It is a land full of crazy sons of bitches who create, explore, and question the world in a way other countries can't relate to.
This is a feature, not a bug.
In America, all men and women are created equal.
However, they are not guaranteed an equal outcome.
America demands radical responsibility.
It falls to us, you and me, to fight for this country, not with violence or harsh language, but with our actions.
Work hard, love, be compassionate and understanding.
Listen in earnest.
Give without expectation of reciprocation.
Be present.
Get involved in your community.
Live healthy.
Build wealth.
America is advanced citizenship.
It's not supposed to be easy.
It is the difficulty that comes from living with such a diverse and dynamic population that we derive our great prosperity that we all enjoy.
Hello, friends, and welcome back to the show and happy 4th of July.
I gotta tell you, this is probably my favorite holiday, or like B.
There's something about Thanksgiving that I love, and probably because you're spending time with family, and 4th of July tends to be more like friends-related, but 4th of July is just absolutely amazing.
It's a wonderful time to celebrate our country, how lucky we are, what a jackpot we hit by being born in this country.

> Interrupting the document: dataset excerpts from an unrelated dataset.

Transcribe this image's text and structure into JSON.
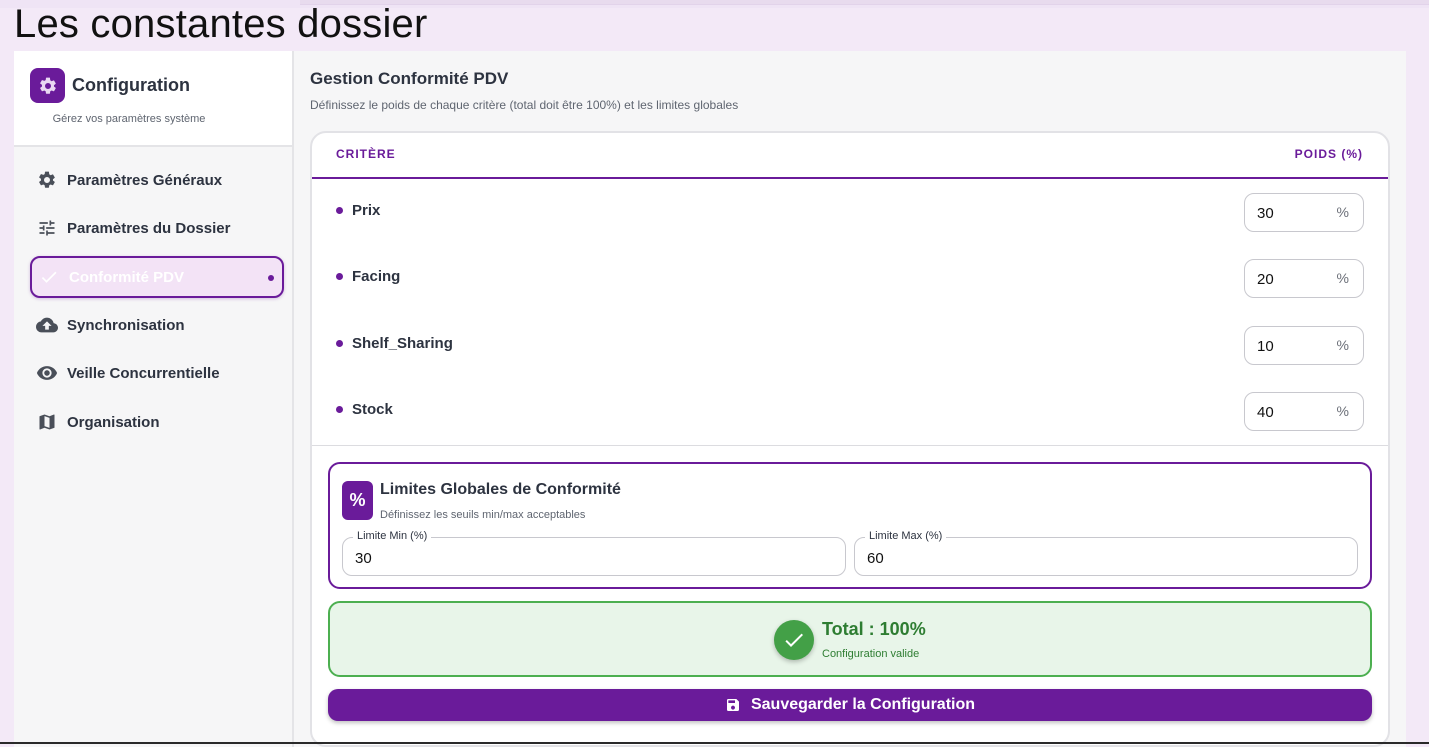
{
  "page_title": "Les constantes dossier",
  "sidebar": {
    "title": "Configuration",
    "subtitle": "Gérez vos paramètres système",
    "items": [
      {
        "label": "Paramètres Généraux"
      },
      {
        "label": "Paramètres du Dossier"
      },
      {
        "label": "Conformité PDV"
      },
      {
        "label": "Synchronisation"
      },
      {
        "label": "Veille Concurrentielle"
      },
      {
        "label": "Organisation"
      }
    ]
  },
  "main": {
    "title": "Gestion Conformité PDV",
    "subtitle": "Définissez le poids de chaque critère (total doit être 100%) et les limites globales",
    "table": {
      "col_criteria": "CRITÈRE",
      "col_weight": "POIDS (%)",
      "unit": "%",
      "rows": [
        {
          "name": "Prix",
          "value": "30"
        },
        {
          "name": "Facing",
          "value": "20"
        },
        {
          "name": "Shelf_Sharing",
          "value": "10"
        },
        {
          "name": "Stock",
          "value": "40"
        }
      ]
    },
    "limits": {
      "icon_text": "%",
      "title": "Limites Globales de Conformité",
      "subtitle": "Définissez les seuils min/max acceptables",
      "min_label": "Limite Min (%)",
      "min_value": "30",
      "max_label": "Limite Max (%)",
      "max_value": "60"
    },
    "total": {
      "title": "Total : 100%",
      "subtitle": "Configuration valide"
    },
    "save_label": "Sauvegarder la Configuration"
  },
  "colors": {
    "primary": "#6a1b9a",
    "success": "#43a047",
    "success_bg": "#e8f5e9"
  }
}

Or, you know, if you immigrated here legally, more power to you as well, right?
I mean, just the fact that you're here, that you're a citizen, it's a wonderful time to celebrate what this country is and what it tries to be on a day-to-day basis and how special a place it is.
And what a special time we are to be in this country.
As much as there's plenty of challenges, I just absolutely love it.
I love wearing red, white, and blue.
I love the ridiculous outfits and costumes that people put together for 4th of July.
I love the eating.
I love the drinking.
I love the water-related activities.
I love the games that you play.
You know, cornhole and ladder ball and can jam is one I was playing last year that I really kind of fell in love with.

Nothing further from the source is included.